After his meeting with Netanyahu, Hammond expressed to Sky News his grave concern that the world is losing patience with Israel. "As this campaign goes on and the civilian casualties in Gaza mount, Western opinoin is becoming more and more concerned and less and less sympathetic to Israel," he said in the interview. "That's simply a fact and I have to tell that to my Israeli counterparts."

Earlier, Netanyahu and Britain's new foreign secretary delivered a joint press conference at the Knesset. There, Hammond told reporters that Britain wanted to see a cease-fire as quickly as possible. "I came to bring this conflict to an end," he said.

He also put the blame on Gaza's rulers for triggering the current round of fighting.

Netanyahu, for his part, said, "Hamas and the Islamic Jihad's use of civilians is extremely cynical.

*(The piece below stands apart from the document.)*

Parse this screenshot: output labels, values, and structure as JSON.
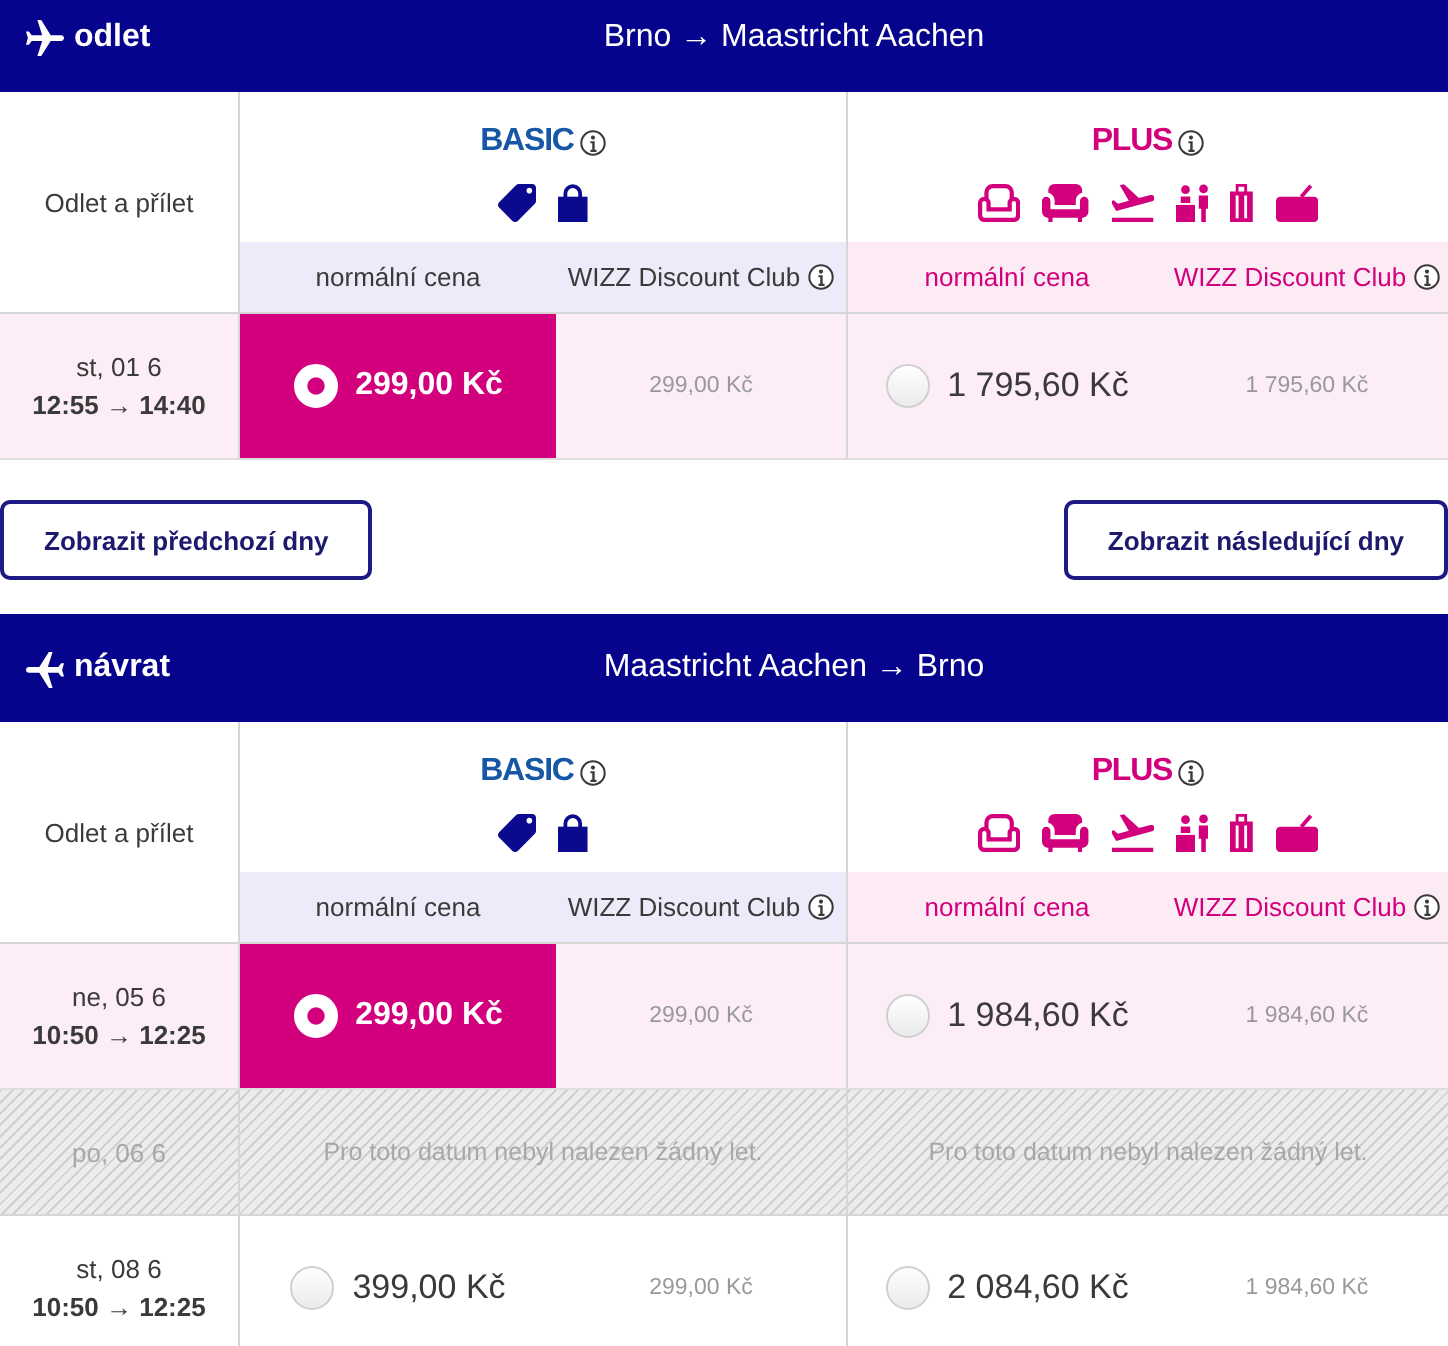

It's a travesty."

Meanwhile, U.S. Secretary of State John Kerry returned to Cairo late Wednesday to continue cease-fire negotiations, after a lightening visit to Israel and the Palestinian Authority, where his meetings with Prime Minister Benjamin Netanyahu and Palestinian President Mahmoud Abbas and failed to yield a breakthrough.

From Cairo, Kerry is engaging in ongoing talks with world leaders in an effort to promote the cease-fire agreement initiated by Egypt. A senior American official told Haaretz that Kerry spoke with the foreign ministers of Qatar and Turkey, and asked that they apply pressure on Hamas to agree to a truce. Kerry also held a phone conversation with Netanyahu on Thursday.

Egypt, Qatar, Turkey, the United States, the Palestinian Authority and Israel are among those involved in efforts to reach a cease-fire.